Não há óbice legal para que seja alterado entendimento veiculado em solução de consulta, desfavorável ao contribuinte, por decisão emanada no âmbito do contencioso administrativo fiscal.
SERVIÇOS DE INSTALAÇÃO DE ELEVADORES.
A instalação de elevadores amolda-se ao conceito de "serviço", do que decorre que se submete ao regime cumulativo das contribuições ao PIS e à COFINS. Inteligência do Decreto n.7708/2011, que instituiu a Nomenclatura Brasileira de Serviços.
Recurso voluntário provido. Direito creditório reconhecido.

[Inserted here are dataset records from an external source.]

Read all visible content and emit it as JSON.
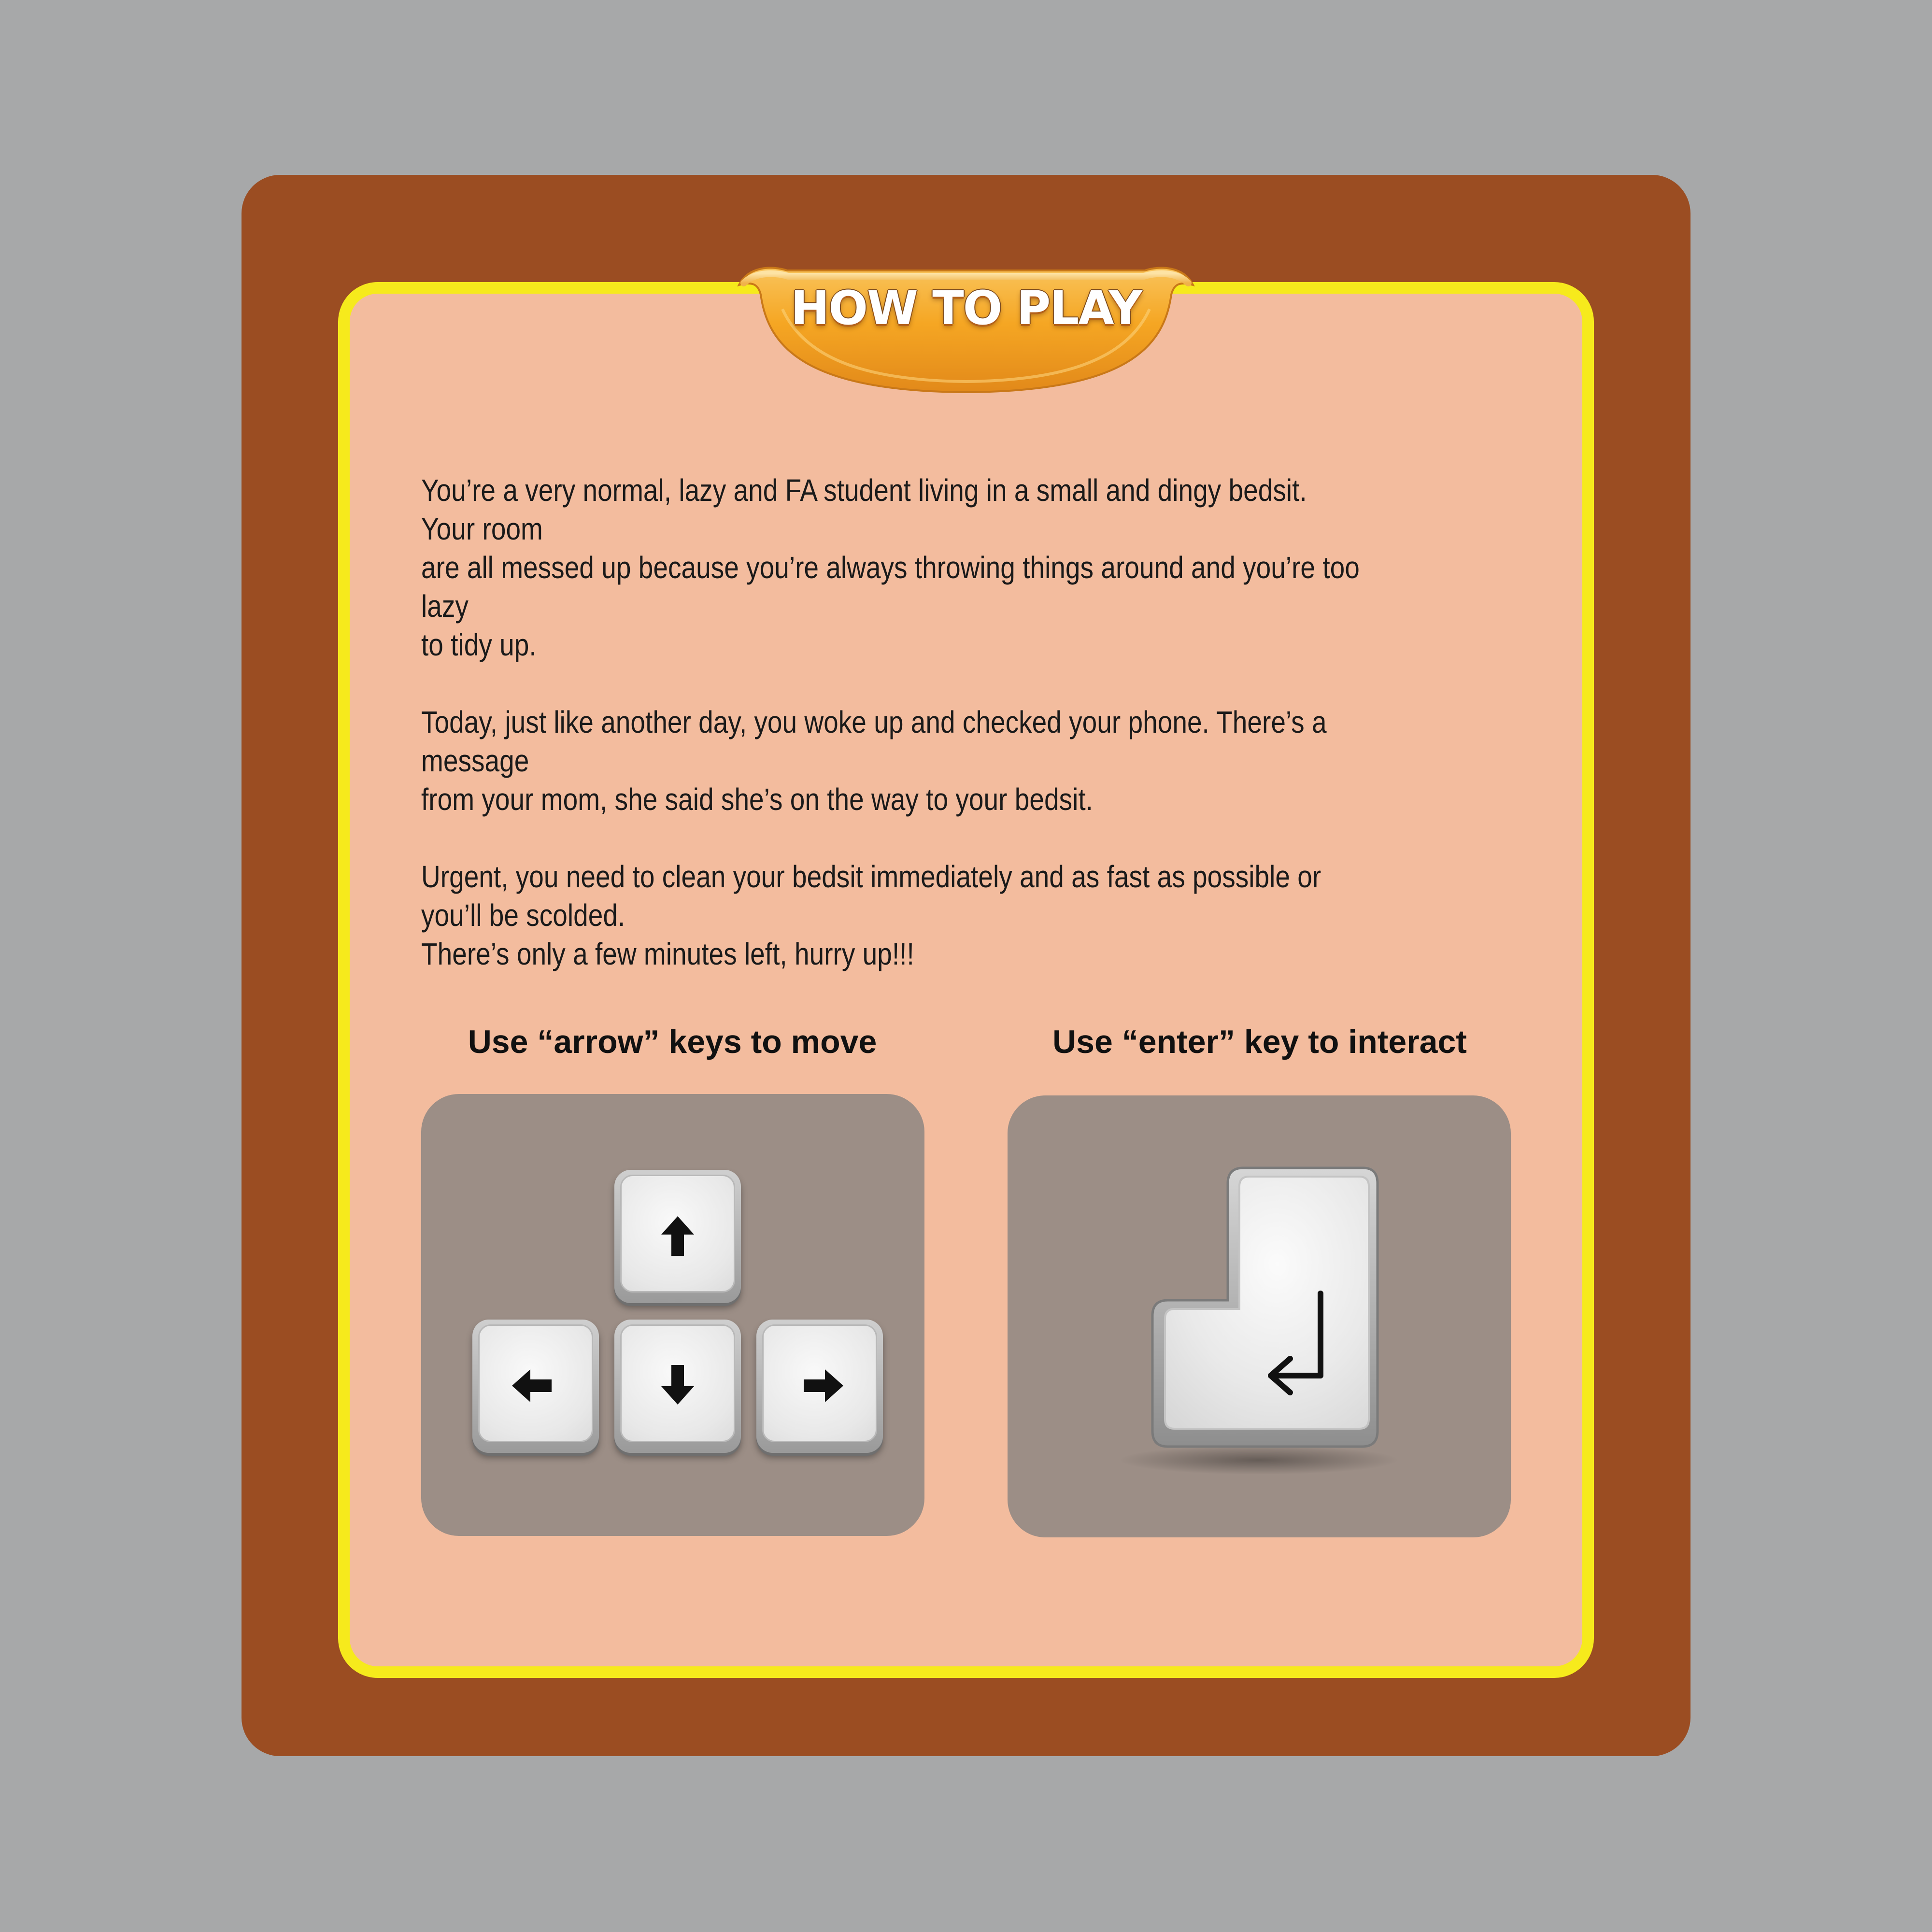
{
  "banner": {
    "title": "HOW TO PLAY"
  },
  "story": {
    "paragraphs": [
      "You’re a very normal, lazy and FA student living in a small and dingy bedsit. Your room\nare all messed up because you’re always throwing things around and you’re too lazy\nto tidy up.",
      "Today, just like another day, you woke up and checked your phone. There’s a message\nfrom your mom, she said she’s on the way to your bedsit.",
      "Urgent, you need to clean your bedsit immediately and as fast as possible or\nyou’ll be scolded.\nThere’s only a few minutes left, hurry up!!!"
    ]
  },
  "controls": {
    "move_label": "Use “arrow” keys to move",
    "interact_label": "Use “enter” key to interact",
    "move_keys": [
      "arrow-up",
      "arrow-left",
      "arrow-down",
      "arrow-right"
    ],
    "interact_key": "enter"
  },
  "colors": {
    "background": "#a7a8a9",
    "frame": "#9b4d22",
    "panel": "#f3bc9e",
    "panel_border": "#f6ea1c",
    "banner": "#f5a623",
    "keybox": "#9c8e86"
  }
}
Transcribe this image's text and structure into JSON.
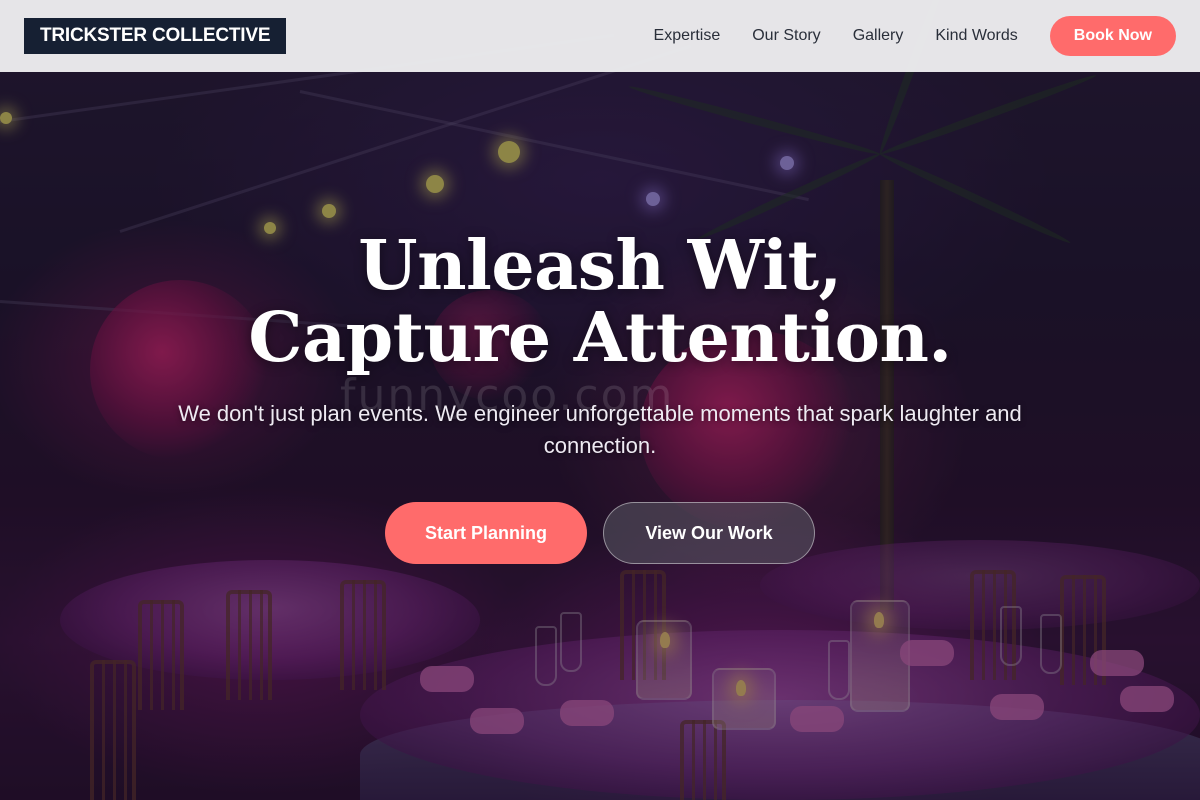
{
  "header": {
    "logo": "TRICKSTER COLLECTIVE",
    "nav": [
      "Expertise",
      "Our Story",
      "Gallery",
      "Kind Words"
    ],
    "cta": "Book Now"
  },
  "hero": {
    "title": "Unleash Wit, Capture Attention.",
    "subtitle": "We don't just plan events. We engineer unforgettable moments that spark laughter and connection.",
    "primary_button": "Start Planning",
    "secondary_button": "View Our Work",
    "watermark": "funnycoo.com"
  },
  "colors": {
    "accent": "#ff6b6b",
    "logo_bg": "#162033",
    "header_bg": "#ececee"
  }
}
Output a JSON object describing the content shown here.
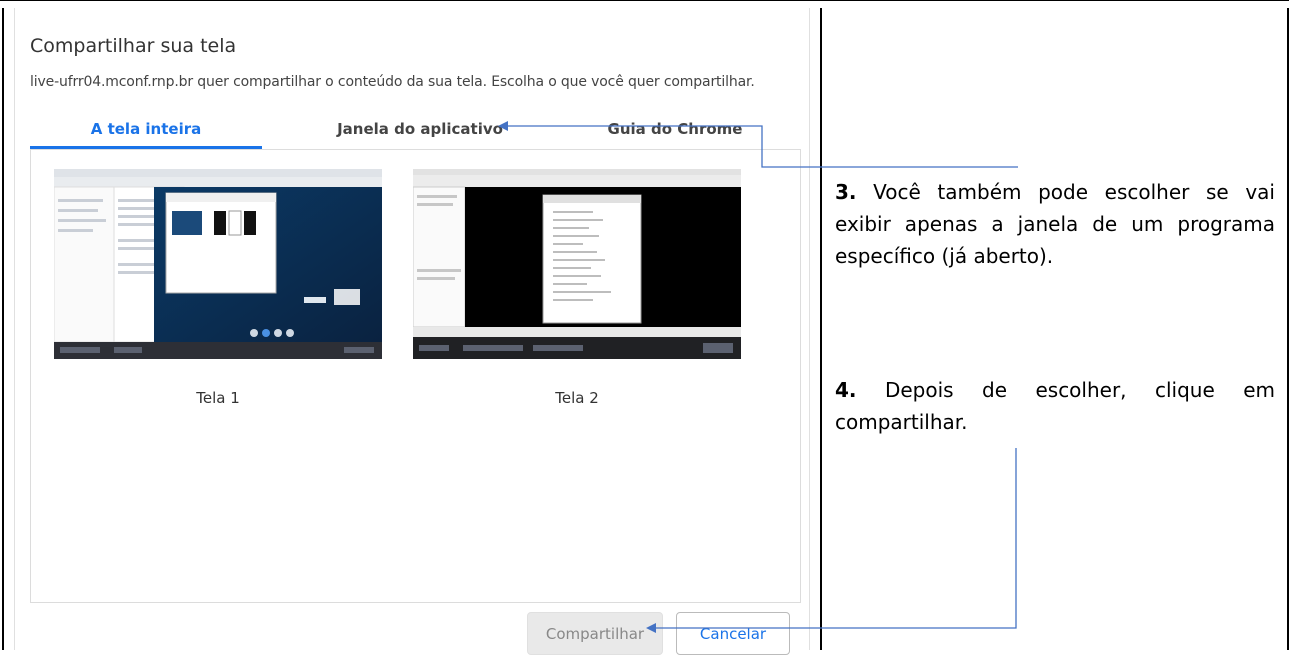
{
  "dialog": {
    "title": "Compartilhar sua tela",
    "description": "live-ufrr04.mconf.rnp.br quer compartilhar o conteúdo da sua tela. Escolha o que você quer compartilhar.",
    "tabs": [
      {
        "label": "A tela inteira",
        "active": true
      },
      {
        "label": "Janela do aplicativo",
        "active": false
      },
      {
        "label": "Guia do Chrome",
        "active": false
      }
    ],
    "screens": [
      {
        "label": "Tela 1"
      },
      {
        "label": "Tela 2"
      }
    ],
    "buttons": {
      "share": "Compartilhar",
      "cancel": "Cancelar"
    }
  },
  "notes": [
    {
      "number": "3.",
      "text": "Você também pode escolher se vai exibir apenas a janela de um programa específico (já aberto)."
    },
    {
      "number": "4.",
      "text": "Depois de escolher, clique em compartilhar."
    }
  ],
  "colors": {
    "accent": "#1a73e8",
    "arrow": "#4472c4"
  }
}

Numero da decisão: 3402-005.167
Decisão: Acordam os membros do colegiado, por unanimidade de votos, em dar provimento ao Recurso Voluntário. Os Conselheiros Maria Aparecida Martins de Paula, Pedro Sousa Bispo, Thais De Laurentiis Galkowicz, Carlos Augusto Daniel Neto e Waldir Navarro Bezerra acompanharam o Relator do acórdão paradigma pelas conclusões (art. 63, § 8º do RICARF).
(assinado digitalmente)
Waldir Navarro Bezerra - Presidente e Relator
Participaram da sessão de julgamento os Conselheiros Waldir Navarro Bezerra, Maria Aparecida Martins de Paula, Diego Diniz Ribeiro, Pedro Sousa Bispo, Thais De Laurentiis Galkowicz, Vinícius Guimarães (Suplente convocado), Maysa de Sá Pittondo Deligne e Carlos Augusto Daniel Neto. Ausente justificadamente o Conselheiro Jorge Olmiro Lock Freire, que foi substituído pelo Conselheiro Suplente convocado.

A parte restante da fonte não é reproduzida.